When we celebrated our 35th wedding anniversary in 2009, my husband and I put together a list of 10 lessons learned. I shared the list in a Pause message. You can view the original message on my blog at: or download a formatted pdf version of the list at: library/articles/loves_lessons_learned.pdf

This prompted a number of readers to respond with relationships lessons of their own. Here is a summary of their suggestions..

V writes:
The most important lesson I’ve learned is that in order for a marriage to succeed one has to be able to forgive and forget. There have been incidents in our relationship where either one of us said or did things that were almost unforgivable. For us it is important to draw a line and put the incident behind us to never bring up again. This system has allowed us to stay together for 37 years and be able to enjoy our grandchildren together and hopefully many more years of sharing our life together.

M writes:
I really like having your own interests/hobbies outside of “couple” things.
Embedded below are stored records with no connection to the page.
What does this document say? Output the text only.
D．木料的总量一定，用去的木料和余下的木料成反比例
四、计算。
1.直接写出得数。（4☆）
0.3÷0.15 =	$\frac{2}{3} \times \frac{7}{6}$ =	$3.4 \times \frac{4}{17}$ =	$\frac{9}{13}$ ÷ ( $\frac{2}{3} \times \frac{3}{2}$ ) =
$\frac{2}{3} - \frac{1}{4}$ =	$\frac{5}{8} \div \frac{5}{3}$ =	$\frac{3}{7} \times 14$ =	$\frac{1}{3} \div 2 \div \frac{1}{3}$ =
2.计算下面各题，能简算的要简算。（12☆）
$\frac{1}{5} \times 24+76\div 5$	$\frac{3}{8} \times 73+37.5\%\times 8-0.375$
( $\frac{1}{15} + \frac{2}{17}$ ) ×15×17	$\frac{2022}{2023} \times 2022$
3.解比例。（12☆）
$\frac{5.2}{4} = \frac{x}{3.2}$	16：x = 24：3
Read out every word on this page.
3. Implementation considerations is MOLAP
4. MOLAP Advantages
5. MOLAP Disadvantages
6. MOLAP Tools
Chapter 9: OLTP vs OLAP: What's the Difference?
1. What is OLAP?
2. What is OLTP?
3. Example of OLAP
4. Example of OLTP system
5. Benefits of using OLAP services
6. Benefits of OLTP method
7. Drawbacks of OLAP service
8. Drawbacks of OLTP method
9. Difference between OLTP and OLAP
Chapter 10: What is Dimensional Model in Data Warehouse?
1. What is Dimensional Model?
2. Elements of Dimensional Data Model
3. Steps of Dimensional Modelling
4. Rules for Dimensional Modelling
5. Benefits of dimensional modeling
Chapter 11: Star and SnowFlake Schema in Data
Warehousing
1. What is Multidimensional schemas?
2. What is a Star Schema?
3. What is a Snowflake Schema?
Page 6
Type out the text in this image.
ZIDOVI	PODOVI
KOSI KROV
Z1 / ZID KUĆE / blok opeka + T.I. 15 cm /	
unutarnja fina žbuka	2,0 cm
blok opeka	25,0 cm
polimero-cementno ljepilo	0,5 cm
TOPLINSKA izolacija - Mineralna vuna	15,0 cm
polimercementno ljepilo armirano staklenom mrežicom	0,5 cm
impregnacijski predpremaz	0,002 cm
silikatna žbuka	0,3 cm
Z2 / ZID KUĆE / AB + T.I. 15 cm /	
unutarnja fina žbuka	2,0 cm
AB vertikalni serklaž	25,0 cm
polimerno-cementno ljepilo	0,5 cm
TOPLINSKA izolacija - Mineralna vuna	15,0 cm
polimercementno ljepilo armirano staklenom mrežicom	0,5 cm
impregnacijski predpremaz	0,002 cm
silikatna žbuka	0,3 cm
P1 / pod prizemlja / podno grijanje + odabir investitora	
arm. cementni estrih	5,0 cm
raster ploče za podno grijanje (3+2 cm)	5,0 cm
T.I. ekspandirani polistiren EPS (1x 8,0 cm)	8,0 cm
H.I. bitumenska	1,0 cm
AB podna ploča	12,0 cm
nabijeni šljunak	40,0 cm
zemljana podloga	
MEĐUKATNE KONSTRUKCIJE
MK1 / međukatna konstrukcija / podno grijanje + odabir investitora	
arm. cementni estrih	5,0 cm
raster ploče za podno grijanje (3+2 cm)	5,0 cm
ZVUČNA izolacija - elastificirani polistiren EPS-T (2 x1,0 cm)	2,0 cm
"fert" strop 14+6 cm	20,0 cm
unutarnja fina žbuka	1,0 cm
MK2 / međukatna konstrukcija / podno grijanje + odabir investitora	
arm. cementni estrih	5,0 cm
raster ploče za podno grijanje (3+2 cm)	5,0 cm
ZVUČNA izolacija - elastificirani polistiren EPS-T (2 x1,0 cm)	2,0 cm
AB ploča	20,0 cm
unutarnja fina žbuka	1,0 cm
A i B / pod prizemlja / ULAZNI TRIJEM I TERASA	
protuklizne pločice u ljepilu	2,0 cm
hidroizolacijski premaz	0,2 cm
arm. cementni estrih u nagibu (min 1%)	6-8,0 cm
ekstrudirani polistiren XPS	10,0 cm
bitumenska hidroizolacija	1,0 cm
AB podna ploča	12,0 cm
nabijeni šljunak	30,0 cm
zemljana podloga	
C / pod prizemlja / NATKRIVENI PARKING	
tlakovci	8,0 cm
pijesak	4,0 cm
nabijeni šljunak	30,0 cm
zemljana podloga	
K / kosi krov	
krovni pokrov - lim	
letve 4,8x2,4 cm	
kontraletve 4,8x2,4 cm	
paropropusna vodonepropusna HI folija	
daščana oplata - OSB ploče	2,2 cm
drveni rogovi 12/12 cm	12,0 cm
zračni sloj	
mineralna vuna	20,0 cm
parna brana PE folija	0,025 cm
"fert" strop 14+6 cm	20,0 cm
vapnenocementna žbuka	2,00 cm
I remember my husband giving me a sentimental compliment many years ago saying, “You are probably the only person, when I want to be by myself, that I like to have around.” I totally got what he was trying to say! That’s probably why even when we are at home busy doing our own things, we still like to know the other person is somewhere around the house/yard.

E writes:
I heard an interview with a couple celebrating their 80th wedding anniversary (where did THAT time go?). They credited their marital longevity to never falling out of love with each other — at the same time.

J writes:
It is so important to keep laughing… be able to laugh at ourselves, to be able to laugh at each other without hurting one another, and certainly to be able to laugh joyously together. It has saved the day for us many times in the past 35 years.

J writes:
When my wife and I were about to get married, my Mother advised us (while looking at me) to agree to disagree agreeably! So far, through 47 years , it has worked.

M writes:
My favorite relationship lessons include: Never go to bed angry. Always work it out before going to sleep if there’s an argument. Don’t take things personally and simply live love. Laugh everyday with your partner in life. And always ask, don’t assume. Seems to work for us.

J writes:
In our almost 52 year partnership, we’ve learned a couple of lessons we find helpful. Keep a sense of humor. And (straight from Little Women) never go to sleep angry!

D writes:
One thing I would add and would certainly do differently would be to have a ‘date night’ at least once a month when your children are at home, regardless of their ages (babies through to teenagers) no matter what! We had no family support and little to no extra money and we couldn’t or didn’t do that and are now paying the price. It doesn’t matter what you do (a walk, a McDonald’s sundae, a meal), but go out – just the two of you and never, never miss a month or you may break the habit! Do it for yourselves and for your children!!

W writes:
My sister-in-law, married an entire 2.5 years, says she and my brother have at least one good ‘belly-laugh’ a day. I’ve often asked my much-married friends (the 25-30 plus years together ones) what keeps them happy, and the most common answer by far has been: He/she makes me laugh. You can’t go wrong if that’s a part of your relationship.

Y writes:
The other person is the way he/she is. Trying to change the person will not work and the relationship will not work out. Save some time to do the things you like – meaning that you don’t have to be with your partner all the time, every hour of every day. Spending some time by oneself doing the things ones like (with friends, running, cycling, skiing, carving) is necessary to remain who you are.

E writes:
Relationships are like training for a marathon. You are in it for the long haul. Pace yourself, and put in the time each day. You have to commit and then actually “show up” to do the work. Both of you as a team comes first, everything else is secondary. If the core team isn’t strong, the rest of the family doesn’t work either.

P writes:
One thing that my husband started when we first married was to say ‘I love you’ every day, usually in the morning. At first I though it was sweet but kind of odd to be saying that as one of our ‘to do’s’ for the day but after a while I came to really appreciate how much it meant to hear ‘I love you’ on a regular basis.

Now we don’t concentrate on saying ‘I love you’ so much as giving each other a kiss when we get home from work. My husband works strange hours some days, so we never know exactly when we’ll see each other. I’ve come to realize that it’s the fact that we’re taking time to connect and reaffirm that we want to be with each other that makes the difference.